Em verdade, acredita-se que é possível pronunciar-se politicamente brandindo algumas “regras sociológicas” (geralmente de cunho mais weberiano do que marxista), alguns preceitos políticos socialistas, com um mínimo de informação (Jornal do Brasil, Folha de São Paulo, etc.) e muita ideologia. É desnecessário dizer que, desprovido do método marxista e de uma real apropriação da realidade, nunca interpretaremos a realidade a partir da ótica do proletariado. No máximo, expressaremos a média de nossas opiniões sobre o que discutimos, filtrada por profundas deformações de classe.

Ao lado e de mãos dadas com este simplismo metodológico, conhecemos igualmente um profundo desdém pela produção, pelos métodos e pelos conteúdos das ciências sociais burguesas. Porém, esse verdadeiro desprezo não se dá em um sentido positivo, através da superação dialética dos métodos e dos resultados daquela produção, mas através do seu desconhecimento essencial. E, na maioria das vezes, quando é necessário um referencial mais específico em uma discussão ou em uma elaboração, a produção burguesa ou pseudomarxista é utilizada em forma superficial e assistemática.

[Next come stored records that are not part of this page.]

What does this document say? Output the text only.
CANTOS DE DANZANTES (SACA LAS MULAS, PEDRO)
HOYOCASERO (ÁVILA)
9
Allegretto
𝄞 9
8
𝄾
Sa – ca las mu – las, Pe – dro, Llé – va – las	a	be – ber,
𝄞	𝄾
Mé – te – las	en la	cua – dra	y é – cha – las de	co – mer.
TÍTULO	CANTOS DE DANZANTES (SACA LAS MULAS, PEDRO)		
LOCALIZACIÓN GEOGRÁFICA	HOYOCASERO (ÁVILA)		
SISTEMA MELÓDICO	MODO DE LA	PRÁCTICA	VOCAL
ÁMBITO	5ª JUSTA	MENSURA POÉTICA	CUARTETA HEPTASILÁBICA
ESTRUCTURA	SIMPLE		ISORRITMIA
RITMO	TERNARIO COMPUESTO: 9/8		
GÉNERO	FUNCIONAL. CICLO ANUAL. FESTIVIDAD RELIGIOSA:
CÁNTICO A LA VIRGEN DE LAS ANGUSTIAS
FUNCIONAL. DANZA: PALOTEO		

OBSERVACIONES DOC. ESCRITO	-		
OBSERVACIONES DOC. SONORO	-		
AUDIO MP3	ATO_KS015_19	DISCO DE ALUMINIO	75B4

A discussão sobre o caráter de práxis política no que diz respeito aos métodos, às políticas, às ligações com o movimento de massas, etc. transcende aos quadros da discussão da militância na Universidade. Inevitavelmente, esta última é consequência de práticas – ou falta de práticas – sociais mais políticas, mais científicas e mais sistemáticas. Na Universidade, porém, devido às suas especificidades, estas distorções e deficiências tornam-se agudíssimas, ensejando profundas críticas das mesmas pela comunidade em questão. Daí o interesse em começar pela universidade uma discussão que deverá, necessariamente, se dar enquadrada pelo geral. Portanto, avançamos as seguintes propostas para a discussão.

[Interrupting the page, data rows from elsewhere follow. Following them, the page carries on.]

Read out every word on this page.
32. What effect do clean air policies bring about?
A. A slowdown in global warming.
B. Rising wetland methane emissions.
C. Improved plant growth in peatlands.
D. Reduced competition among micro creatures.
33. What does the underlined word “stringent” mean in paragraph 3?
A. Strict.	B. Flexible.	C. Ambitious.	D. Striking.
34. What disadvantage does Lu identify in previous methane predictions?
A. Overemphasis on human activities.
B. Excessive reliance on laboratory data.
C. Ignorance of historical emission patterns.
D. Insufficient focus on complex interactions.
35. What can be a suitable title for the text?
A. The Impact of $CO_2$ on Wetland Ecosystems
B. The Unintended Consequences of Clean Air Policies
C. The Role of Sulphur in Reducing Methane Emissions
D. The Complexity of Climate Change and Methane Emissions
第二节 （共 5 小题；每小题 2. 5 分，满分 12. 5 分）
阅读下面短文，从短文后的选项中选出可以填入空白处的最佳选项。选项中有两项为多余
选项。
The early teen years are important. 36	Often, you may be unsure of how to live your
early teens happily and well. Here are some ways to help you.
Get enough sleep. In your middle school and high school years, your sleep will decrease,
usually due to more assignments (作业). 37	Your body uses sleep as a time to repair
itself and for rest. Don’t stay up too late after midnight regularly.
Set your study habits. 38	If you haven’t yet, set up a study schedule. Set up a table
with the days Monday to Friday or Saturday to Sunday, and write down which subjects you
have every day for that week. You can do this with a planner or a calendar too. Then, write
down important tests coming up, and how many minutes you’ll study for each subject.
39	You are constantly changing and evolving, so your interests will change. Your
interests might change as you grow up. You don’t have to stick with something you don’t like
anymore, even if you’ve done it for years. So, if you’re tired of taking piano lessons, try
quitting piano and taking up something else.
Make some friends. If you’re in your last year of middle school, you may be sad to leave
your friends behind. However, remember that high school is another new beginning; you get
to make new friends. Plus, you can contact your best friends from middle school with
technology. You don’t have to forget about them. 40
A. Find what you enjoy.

1. A necessidade de compreender a vida estudantil e a militância na Universidade como um momento da vida do militante. E, para que assim seja, a militância deve qualificar a futura vida profissional e incorporação ao mundo produtivo, e não comprometê-las com uma formação profissional deficiente ou inacabada;

2. A imprescindibilidade de que o militante seja um assíduo participante das atividades acadêmicas (aulas, trabalhos, etc.). A sala de aula – e não os corredores ou o Centro Acadêmico – deve ser o espaço fundamental da prática política na Universidade;

3. A necessidade da apropriação substancial de todos os conteúdos acadêmicos como caminho incontornável para a sua crítica e para a própria apreensão do método marxista;

4. A necessidade de uma sólida formação marxista intimamente ligada à prática política concreta e à realidade política nacional ou internacional.

* Esperamos que não seja de toda inútil a publicação tardia desse texto, escrito para os universitários da FURP, ruptura com a Convergência Socialista, em 1979. Vai dedicado ao ex-camarada e ex-estudante Romualdo Portela de Oliveira [em tudo caxias] que recordou a existência do mesmo. [Realizamos retoques formais.]

[1] Militantismo: ênfase da intervenção e desconsideração da teoria.

[2] Aparelhar: servir-se do movimento para objetivos organizativos.